Por su parte, el doctor en Ciencia Política por la UNAM, Marco Arellano, reflexiona que Morena sí tiene la estructura para mantener sus victorias electorales, pero advirtió que el PVEM podrá no tener una afiliación partidista tan sólida, esto aunque “sí hay cuadros prácticamente en todo el país”, lo que le ha permitido “vincular a grupos de clase media” con el proyecto de la Cuarta Transformación.
En el caso del Partido del Trabajo, el especialista en materia electoral opina que se trata de una agrupación que tiene una base mucha más sólida, misma que tendría impacto en el despliegue político-electoral.
Para el profesor del Centro de Estudios Políticos de la Facultad de Ciencias Políticas y Sociales de la UNAM, el tema central es la capacidad que pueda tener Morena en el Congreso de la Unión, es decir, que pueda mantener una mayoría calificada, por lo que sí existe una necesidad de conservar la coerción.
“La clave del éxito para el 27 de Morena con los aliados es la unidad. Tanto Morena como el Verde lo saben. La pregunta es si el costo de mantenerse juntos es más alto que el de separarse”, afirma.
El desgaste interno
Los especialistas consultados expresaron que las disputas al interior de Morena evidencian la fractura de la coalición entre los diferentes actores, por lo que esperan una especie de reacomodo entre los liderazgos internos.
Garciamarín menciona que la salida de la vida pública del expresidente Andrés Manuel López Obrador (2018-2024) tuvo un impacto directo en cómo Morena mantiene sus alianzas partidistas e internas. Su ausencia empieza a provocar conflictos internos “ya muy públicos y muy fuertes entre ellos”.
De igual modo, opina que el conflicto podría seguir escalando y que la estrategia de adelantar la designación de candidatos responde a una necesidad de tener tiempo “para limar las asperezas y poder meterse de lleno desde antes de la elección”, ya que un resultado negativo en la elección podría abrir un nuevo frente de narrativa política: Morena se está debilitando y puede perder los comicios generales de 2030.

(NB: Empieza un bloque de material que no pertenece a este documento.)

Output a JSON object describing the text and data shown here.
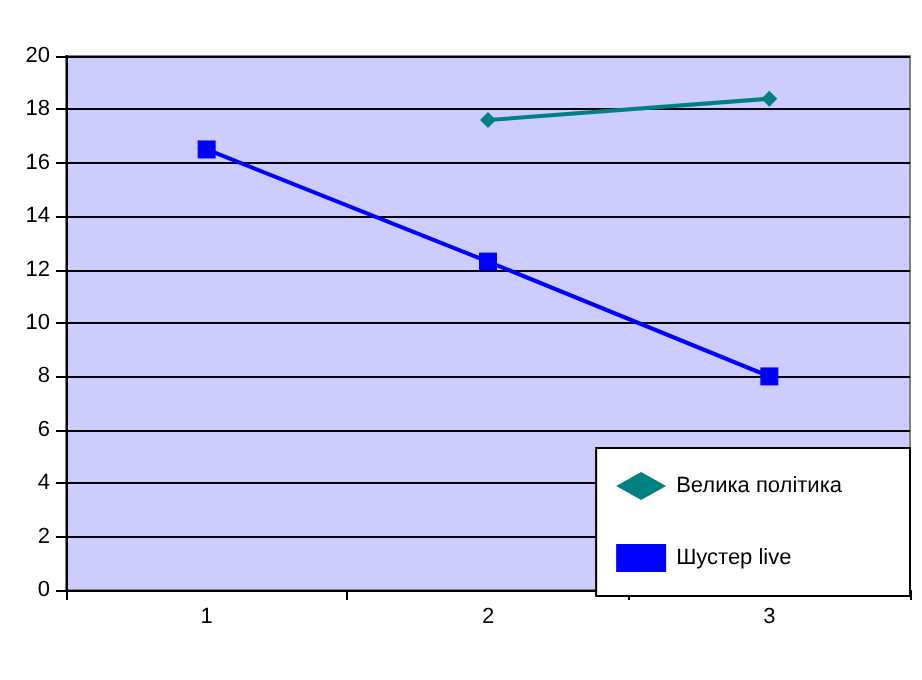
{
  "chart_data": {
    "type": "line",
    "categories": [
      "1",
      "2",
      "3"
    ],
    "series": [
      {
        "name": "Велика політика",
        "color": "#008080",
        "marker": "diamond",
        "values": [
          null,
          17.6,
          18.4
        ]
      },
      {
        "name": "Шустер live",
        "color": "#0000ff",
        "marker": "square",
        "values": [
          16.5,
          12.3,
          8.0
        ]
      }
    ],
    "ylim": [
      0,
      20
    ],
    "yticks": [
      0,
      2,
      4,
      6,
      8,
      10,
      12,
      14,
      16,
      18,
      20
    ],
    "grid": "y",
    "legend": "bottom right"
  }
}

“Aunque sea también difícil [la derrota morenista en 2030], eso puede fortalecer a otros actores y la presidenta [Claudia Sheinbaum] tendría que enfrentar los últimos tres años de su Gobierno con esa tendencia de que según se está debilitando, de que ya Morena va saliendo”, subraya.

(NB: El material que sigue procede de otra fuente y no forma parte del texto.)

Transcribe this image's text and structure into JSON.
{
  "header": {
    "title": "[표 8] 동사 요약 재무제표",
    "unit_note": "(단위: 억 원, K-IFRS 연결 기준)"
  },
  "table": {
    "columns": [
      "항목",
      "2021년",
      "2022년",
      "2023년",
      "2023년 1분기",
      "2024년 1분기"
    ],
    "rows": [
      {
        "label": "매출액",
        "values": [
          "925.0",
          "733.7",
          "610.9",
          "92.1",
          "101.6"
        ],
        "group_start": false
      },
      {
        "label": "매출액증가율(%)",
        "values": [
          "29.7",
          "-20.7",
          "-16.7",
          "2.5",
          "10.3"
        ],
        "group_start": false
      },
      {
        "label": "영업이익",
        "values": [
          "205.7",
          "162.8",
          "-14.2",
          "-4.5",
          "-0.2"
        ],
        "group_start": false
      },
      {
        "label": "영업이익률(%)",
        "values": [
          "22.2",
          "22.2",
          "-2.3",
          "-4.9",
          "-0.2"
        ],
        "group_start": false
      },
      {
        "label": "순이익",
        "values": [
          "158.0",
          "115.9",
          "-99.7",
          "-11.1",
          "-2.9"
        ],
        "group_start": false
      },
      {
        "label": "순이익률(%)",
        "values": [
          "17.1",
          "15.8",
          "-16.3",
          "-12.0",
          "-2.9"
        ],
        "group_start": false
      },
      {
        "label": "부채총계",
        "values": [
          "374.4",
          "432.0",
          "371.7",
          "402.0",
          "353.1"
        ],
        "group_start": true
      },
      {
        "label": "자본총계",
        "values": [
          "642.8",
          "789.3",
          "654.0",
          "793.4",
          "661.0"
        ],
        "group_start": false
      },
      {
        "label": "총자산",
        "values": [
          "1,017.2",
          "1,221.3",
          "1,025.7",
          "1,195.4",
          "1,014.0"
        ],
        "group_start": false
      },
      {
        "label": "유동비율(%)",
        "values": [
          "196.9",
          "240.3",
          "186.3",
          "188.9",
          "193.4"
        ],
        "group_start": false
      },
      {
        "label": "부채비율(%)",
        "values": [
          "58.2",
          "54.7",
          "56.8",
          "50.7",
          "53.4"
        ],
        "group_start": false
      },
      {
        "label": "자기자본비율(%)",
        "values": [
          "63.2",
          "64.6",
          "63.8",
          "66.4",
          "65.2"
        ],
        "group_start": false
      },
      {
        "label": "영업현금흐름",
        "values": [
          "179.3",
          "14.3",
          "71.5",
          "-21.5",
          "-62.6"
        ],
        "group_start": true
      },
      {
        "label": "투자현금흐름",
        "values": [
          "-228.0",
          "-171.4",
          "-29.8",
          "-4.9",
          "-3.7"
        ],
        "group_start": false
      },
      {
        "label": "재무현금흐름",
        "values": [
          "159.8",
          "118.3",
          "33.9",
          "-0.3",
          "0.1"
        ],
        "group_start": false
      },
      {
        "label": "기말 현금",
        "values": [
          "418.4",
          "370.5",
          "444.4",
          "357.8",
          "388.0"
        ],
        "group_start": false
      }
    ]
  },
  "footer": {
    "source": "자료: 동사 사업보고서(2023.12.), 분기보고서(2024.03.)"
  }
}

En este tenor, Arellano expone que la coalición gobernante no está estructurada y el ejercicio del poder ha desgastado a Morena, un fenómeno natural y estudiado dentro de la ciencia política, pero que no deja de ser relevante.
“Me parece que la lucha intestina por posiciones de poder también está generando reacomodos importantes. Hay trascendidos en prensa, ahora a partir de este libro que está publicando Julio Scherer Ibarra, en donde se habla que este grupo, de los más duros o de los más acelerados, en términos del movimiento, está cuestionando algunas de las alianzas que deja la presidenta, sobre todo con el secretario de Seguridad, con [Omar] García Harfuch”, pondera.
Al respecto, el investigador vaticina que se dará un “reacomodo forzoso” en la estructura del partido en el poder, ello a nivel ideológico, al ceder posiciones políticas, y en materia de liderazgos. Se estudiará qué personajes buscarán puestos clave en el Congreso, gubernaturas y en las estructuras locales.
Arellano advierte que si no hay un cambio en la relación con sus aliados —a los cuales no puede tratar como subordinados— y se apuesta, por ejemplo, por imponer una reforma electoral, Morena pondría en riesgo la unidad del movimiento, lo que tendría un impacto en la ciudadanía y la percepción de si votará “por una continuidad ordenada”.
“Lo que se va a refrendar en 2027 es la validación de la manera en la que la presidenta ha gobernado estos tres años. Ahí se [observará] qué tanto la ciudadanía aprueba o desaprueba la gestión de la presidenta Claudia Sheinbaum”, adelanta.